The two schools (OSU and WSU) will have control over the remaining PAC-12 conference monetary assets and future revenues beyond the 2023-24 academic year.

As a part of the settlement agreement, the departing 10 schools will forfeit a portion of their revenue distributions over the remainder of the 2023-24 academic year and provide guarantees against future liabilities according to Oregon State University president Jayathi Murthy and Washington State University President Kirk Schulz in a joint statement.

The amount forfeited was not revealed in the settlement but according to Jon Wilner, the amount is likely based on the $420 million in revenue this year the PAC-12 is expected to generate.

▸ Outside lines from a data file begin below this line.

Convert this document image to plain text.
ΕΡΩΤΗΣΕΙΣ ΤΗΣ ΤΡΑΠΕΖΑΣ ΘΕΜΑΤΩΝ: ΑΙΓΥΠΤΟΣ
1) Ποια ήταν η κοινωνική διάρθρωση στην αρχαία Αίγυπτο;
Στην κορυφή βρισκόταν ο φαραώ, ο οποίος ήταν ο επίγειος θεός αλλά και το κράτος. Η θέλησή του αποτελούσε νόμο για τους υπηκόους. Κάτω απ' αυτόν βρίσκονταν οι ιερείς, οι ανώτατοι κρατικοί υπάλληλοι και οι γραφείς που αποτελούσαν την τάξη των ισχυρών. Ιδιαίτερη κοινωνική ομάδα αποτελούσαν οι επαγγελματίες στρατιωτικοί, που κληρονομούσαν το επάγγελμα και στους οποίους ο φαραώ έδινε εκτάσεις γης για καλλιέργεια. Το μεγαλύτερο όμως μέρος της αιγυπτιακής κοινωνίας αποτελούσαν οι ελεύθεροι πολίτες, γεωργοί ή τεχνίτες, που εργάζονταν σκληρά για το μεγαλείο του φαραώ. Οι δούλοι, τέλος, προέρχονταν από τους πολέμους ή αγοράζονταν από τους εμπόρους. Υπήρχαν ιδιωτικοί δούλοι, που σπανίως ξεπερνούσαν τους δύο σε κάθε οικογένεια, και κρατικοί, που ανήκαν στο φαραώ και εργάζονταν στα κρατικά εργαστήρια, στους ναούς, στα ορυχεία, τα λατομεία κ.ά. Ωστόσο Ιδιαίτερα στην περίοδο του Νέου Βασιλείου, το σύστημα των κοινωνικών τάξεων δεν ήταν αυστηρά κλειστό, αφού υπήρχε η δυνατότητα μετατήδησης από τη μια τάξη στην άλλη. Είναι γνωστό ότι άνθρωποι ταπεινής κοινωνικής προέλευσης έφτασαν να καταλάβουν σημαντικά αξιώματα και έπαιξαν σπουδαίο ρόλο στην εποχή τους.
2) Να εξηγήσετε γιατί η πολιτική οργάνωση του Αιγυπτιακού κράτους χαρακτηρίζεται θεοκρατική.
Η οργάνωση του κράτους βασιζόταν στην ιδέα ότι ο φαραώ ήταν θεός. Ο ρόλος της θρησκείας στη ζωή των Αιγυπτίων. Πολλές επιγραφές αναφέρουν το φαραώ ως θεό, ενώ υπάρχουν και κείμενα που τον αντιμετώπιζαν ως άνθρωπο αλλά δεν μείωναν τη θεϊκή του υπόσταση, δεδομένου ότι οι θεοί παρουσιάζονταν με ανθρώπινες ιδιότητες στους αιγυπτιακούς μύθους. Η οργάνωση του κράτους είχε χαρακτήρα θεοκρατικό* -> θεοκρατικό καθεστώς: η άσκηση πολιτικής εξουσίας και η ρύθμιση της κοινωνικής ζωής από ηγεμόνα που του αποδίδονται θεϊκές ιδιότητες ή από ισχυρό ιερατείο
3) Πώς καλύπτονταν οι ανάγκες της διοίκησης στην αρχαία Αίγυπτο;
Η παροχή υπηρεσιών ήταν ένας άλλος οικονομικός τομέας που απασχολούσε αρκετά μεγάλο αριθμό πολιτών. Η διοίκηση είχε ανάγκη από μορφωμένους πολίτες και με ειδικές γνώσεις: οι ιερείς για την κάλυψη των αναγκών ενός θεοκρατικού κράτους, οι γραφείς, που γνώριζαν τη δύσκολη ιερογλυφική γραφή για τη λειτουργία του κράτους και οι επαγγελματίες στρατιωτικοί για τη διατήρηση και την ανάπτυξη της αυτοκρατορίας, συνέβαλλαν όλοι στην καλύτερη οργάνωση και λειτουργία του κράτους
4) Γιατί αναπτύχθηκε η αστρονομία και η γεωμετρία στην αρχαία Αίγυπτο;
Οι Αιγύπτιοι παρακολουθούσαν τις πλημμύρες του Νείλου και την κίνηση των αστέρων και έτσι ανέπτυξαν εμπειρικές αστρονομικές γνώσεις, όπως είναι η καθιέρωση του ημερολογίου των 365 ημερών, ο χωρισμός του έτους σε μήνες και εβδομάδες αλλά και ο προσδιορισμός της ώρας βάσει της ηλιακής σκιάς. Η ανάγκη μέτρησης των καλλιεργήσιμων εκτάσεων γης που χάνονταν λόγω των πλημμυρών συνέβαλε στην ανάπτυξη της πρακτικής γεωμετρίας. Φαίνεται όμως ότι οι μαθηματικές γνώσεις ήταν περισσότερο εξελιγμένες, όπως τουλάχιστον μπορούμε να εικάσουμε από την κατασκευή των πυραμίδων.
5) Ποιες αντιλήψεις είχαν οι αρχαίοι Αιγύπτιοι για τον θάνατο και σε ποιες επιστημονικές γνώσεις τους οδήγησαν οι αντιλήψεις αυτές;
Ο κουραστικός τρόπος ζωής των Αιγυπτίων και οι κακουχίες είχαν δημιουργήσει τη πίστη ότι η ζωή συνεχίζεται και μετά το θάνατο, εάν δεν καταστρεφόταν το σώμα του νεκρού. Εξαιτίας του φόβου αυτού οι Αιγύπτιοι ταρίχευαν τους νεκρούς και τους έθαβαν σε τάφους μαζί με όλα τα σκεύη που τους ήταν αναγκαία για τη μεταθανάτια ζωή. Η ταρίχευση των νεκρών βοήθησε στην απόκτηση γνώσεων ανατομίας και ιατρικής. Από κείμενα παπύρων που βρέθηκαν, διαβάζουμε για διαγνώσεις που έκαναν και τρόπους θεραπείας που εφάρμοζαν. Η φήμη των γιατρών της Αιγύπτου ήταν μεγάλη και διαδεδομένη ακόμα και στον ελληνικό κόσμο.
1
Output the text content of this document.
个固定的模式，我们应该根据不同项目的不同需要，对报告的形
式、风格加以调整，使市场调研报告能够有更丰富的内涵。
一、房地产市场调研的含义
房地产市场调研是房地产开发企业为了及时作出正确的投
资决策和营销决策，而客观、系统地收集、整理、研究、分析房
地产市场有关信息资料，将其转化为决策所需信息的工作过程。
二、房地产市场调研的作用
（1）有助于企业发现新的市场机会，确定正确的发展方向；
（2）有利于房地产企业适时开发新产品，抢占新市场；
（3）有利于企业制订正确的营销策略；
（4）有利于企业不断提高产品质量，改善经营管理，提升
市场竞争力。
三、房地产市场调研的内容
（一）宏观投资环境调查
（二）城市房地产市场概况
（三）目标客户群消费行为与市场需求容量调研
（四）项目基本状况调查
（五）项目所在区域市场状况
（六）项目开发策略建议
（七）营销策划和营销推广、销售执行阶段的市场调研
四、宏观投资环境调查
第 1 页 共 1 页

If divided equally a full share would earn each school $35 million, but according to Wilner, the departing 10 schools likely will forfeit between $5 million and $10 million this year.

The guarantees that departing 10 schools must give both Oregon State and Washington State cover any expenses with any lawsuits the PAC-12 Conference may face or if PAC-12 Commissioner George Kliavkoff is fired without cause.

The forfeited money and monetary assets from the PAC-12 help both schools to support their athletics departments as a two-team conference and potentially rebuild the PAC-12 conference in 2026.

However, even with the money that both schools now have in 2024 in their athletics budgets, there won’t be a financial windfall for the schools according to OSU President Jayathi Murthy.

“The loss of the Pac-12 media rights deal means that our financial projections for 2025 and beyond remain the same, and conference revenues alone cannot make up the more than $40 million annual gap in OSU Athletics funding caused by the departing universities,” Murthy said in a statement to the OSU community.

“We continue to need a combination of legislative, institutional, and philanthropy support to sustain the program and put OSU in a stronger position for the next potential rounds of conference realignment.”

Murthy added that when the Oregon state legislature returns to session in February, they plan to ask for support from state legislators while they simultaneously chart a path forward for OSU athletics programs afloat throughout the changes brought on by conference realignment.

Earlier this month, Oregon State football announced a partnership with the Mountain West Conference for scheduling. The other 10 athletic programs from Oregon State will compete in the West Coast Conference and gymnastics, men’s rowing, wrestling, and indoor and outdoor track and field will continue to compete in the PAC-12.

Oregon State baseball is currently undecided on whether it’ll be a member of a conference or go independent.